The word “lens” is named after the lentil plant (greek name Lens culinaris) whose 2 – 9 mm disk-shaped seeds bear a remarkable resemblance in size and shape to the human lens.
The lentil legume was one of the first agricultural crops and was grown over 8,000 years ago. Introduced in the U.S. during the early 1900’s, the “lentil bean” is grown in drier Washington, Idaho, and Western Canada and the seeds can be used in soups, stews, casseroles and salad dishes.
Strabismus:
Strabismus describes when the eyes are not aligned with each other, such as when an eye is turned in (cross-eyed or esotropic) or turned out (wall-eyed or exotropic). Here are some terms we use in ophthalmology to describe misalignments:
Esotropia (ET): The eyes are turned inwards (cross-eyed) all the time.
Exotropia (XT): The eyes are turned outwards (wall-eyed) all the time.
Eso/Exo-phoria: Phorias are eye deviations that are only present some of the time, usually under conditions of stress, illness, fatigue, or when binocular vision is interrupted
 Detecting Strabismus in babies
A quick way to check alignment inbabies is to shine a penlight into their eyes. You can determine alignment by looking at the corneal-pupil light reflex (the light reflection off the cornea) to make sure it is centered over the pupil of each eye. A large percentage of newborn infants will have some tropia at birth that goes away within a few months.
Don’t be fooled by pseudostrabismus – this is the illusion of crossed eyes caused by nasal epicanthal skin folds found in many Asian and young children. On casual inspection of these children, less white sclera is seen nasally and the child “looks cross-eyed.” However, closer inspection will reveal normal corneal light reflexes and no refixation on cover testing. Children outgrow these epicanthal folds as the bridge of the nose becomes more prominent.
With younger children who don’t track well, you can use the Hirschberg’s test – a quick method to estimate the amount of prism deviation in a misaligned eye. For every mm the corneal light reflex is off center, equals approximately 15 diopters of prism.
You can pick up phorias and tropias with the cross-cover test. Since the cross-cover test breaks binocular vision, the phoric eye will wander off axis when it has nothing to focus on. The amount of deviation can be quantified using prisms. This is a difficult technique to describe in words … basically you alternately cover the eyes with a paddle and hold up prisms until the deviation is neutralized. Detecting and measuring tropias and phorias is much more complicated then this, but I think this is enough for now!
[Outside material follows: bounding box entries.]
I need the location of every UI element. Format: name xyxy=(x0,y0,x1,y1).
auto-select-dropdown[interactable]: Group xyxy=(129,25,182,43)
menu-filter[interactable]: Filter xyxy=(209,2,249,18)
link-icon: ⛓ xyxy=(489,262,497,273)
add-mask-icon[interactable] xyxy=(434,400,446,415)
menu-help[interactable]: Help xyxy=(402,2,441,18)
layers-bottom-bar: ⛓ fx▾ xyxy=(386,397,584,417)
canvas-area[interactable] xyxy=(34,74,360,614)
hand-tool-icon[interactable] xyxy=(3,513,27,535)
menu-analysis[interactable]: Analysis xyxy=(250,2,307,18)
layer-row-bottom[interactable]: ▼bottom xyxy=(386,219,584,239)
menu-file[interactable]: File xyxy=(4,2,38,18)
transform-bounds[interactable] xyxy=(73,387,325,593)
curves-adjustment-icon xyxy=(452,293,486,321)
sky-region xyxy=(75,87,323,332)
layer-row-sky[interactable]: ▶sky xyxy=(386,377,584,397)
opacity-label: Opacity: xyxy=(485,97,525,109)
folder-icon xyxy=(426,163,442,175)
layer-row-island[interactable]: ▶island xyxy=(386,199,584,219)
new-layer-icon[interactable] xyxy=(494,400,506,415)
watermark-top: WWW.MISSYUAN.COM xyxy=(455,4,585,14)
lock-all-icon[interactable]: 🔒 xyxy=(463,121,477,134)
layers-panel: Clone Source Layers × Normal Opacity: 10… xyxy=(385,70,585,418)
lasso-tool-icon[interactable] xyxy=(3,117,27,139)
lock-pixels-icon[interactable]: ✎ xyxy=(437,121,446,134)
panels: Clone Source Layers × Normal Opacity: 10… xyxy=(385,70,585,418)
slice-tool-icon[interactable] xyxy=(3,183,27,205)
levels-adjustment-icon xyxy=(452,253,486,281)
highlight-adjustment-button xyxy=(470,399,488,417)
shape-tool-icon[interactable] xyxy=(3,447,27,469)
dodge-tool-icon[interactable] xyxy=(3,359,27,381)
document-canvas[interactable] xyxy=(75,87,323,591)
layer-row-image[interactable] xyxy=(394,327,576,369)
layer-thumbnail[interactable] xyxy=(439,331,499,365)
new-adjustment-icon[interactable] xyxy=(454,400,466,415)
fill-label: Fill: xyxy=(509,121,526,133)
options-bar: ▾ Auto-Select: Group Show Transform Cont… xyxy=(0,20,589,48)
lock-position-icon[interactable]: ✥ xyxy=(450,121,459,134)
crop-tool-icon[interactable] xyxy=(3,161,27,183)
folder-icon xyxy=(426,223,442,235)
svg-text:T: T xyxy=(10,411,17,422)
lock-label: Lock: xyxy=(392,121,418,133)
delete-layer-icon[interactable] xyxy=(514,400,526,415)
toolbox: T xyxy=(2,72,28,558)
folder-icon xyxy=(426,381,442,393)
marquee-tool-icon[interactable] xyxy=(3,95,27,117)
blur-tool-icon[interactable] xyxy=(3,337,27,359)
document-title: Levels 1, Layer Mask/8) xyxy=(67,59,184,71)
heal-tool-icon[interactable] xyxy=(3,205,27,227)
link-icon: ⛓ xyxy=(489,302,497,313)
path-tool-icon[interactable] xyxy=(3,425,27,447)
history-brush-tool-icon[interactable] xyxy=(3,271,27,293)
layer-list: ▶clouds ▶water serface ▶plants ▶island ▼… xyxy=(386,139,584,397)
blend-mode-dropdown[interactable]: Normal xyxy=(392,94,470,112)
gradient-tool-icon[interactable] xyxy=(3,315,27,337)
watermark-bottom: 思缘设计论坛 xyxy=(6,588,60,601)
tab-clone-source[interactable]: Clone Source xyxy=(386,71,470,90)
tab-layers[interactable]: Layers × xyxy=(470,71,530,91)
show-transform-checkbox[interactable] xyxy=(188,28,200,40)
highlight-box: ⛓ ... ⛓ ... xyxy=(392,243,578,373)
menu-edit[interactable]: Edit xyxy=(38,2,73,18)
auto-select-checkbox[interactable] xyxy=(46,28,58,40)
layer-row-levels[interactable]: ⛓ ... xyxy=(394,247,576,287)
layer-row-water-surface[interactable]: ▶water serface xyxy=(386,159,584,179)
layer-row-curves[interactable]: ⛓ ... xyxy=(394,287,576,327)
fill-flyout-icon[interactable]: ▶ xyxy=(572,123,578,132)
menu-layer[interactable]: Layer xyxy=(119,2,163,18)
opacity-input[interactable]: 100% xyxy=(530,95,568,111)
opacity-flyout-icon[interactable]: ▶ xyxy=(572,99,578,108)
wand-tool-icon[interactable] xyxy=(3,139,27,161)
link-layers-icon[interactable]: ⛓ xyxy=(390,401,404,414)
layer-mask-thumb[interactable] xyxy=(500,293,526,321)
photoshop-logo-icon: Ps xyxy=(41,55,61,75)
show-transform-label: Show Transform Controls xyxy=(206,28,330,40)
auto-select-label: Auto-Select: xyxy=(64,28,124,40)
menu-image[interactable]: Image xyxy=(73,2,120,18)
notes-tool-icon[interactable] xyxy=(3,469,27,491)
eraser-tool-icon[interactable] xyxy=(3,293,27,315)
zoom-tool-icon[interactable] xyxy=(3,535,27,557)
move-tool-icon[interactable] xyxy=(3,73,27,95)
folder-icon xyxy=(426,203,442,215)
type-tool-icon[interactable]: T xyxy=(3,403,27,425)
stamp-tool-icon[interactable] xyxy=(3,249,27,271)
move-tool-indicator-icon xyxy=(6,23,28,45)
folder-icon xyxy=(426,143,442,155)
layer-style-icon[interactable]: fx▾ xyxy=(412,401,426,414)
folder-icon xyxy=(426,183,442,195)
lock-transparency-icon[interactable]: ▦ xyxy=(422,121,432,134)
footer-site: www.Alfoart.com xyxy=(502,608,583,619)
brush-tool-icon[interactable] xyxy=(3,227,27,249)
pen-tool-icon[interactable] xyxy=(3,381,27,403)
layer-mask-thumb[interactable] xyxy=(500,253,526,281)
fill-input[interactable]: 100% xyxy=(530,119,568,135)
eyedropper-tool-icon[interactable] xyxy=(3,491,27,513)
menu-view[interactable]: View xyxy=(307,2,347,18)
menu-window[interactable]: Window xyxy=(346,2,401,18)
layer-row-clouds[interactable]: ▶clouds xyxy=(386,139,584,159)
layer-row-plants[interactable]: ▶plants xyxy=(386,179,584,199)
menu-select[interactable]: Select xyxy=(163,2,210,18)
Strabismus as a major cause of amblyopia

If a child has misaligned eyes, they can unconsciously suppress one of their eyes to avoid seeing double. However, this suppression leads to amblyopia and permanent visual loss. Adults don’t have this ability to suppress vision and if they develop strabismus (such as from a nerve palsy or trauma) they will permanently see double.


Treatment of Strabismus:

                   Before taking anyone to surgery, correct all the non-surgical causes of strabismus: check for refractive error and treat any amblyopia - many cases of strabismus will improve or resolve by just doing these things. Eye surgery consists of shortening or relaxing the extraocular muscles that attach to the globe to straighten the eye.


Strabismus Surgery

                 To correct simple esotropias (cross-eyed) or exotropias (wall-eyed) we can weaken or strengthen the horizontal rectus muscles. A recession-procedure involves disinserting the rectus muscle and reattaching the muscle to the globe in a more posterior position. This effectively weakens the action of this muscle and turns the eye accordingly.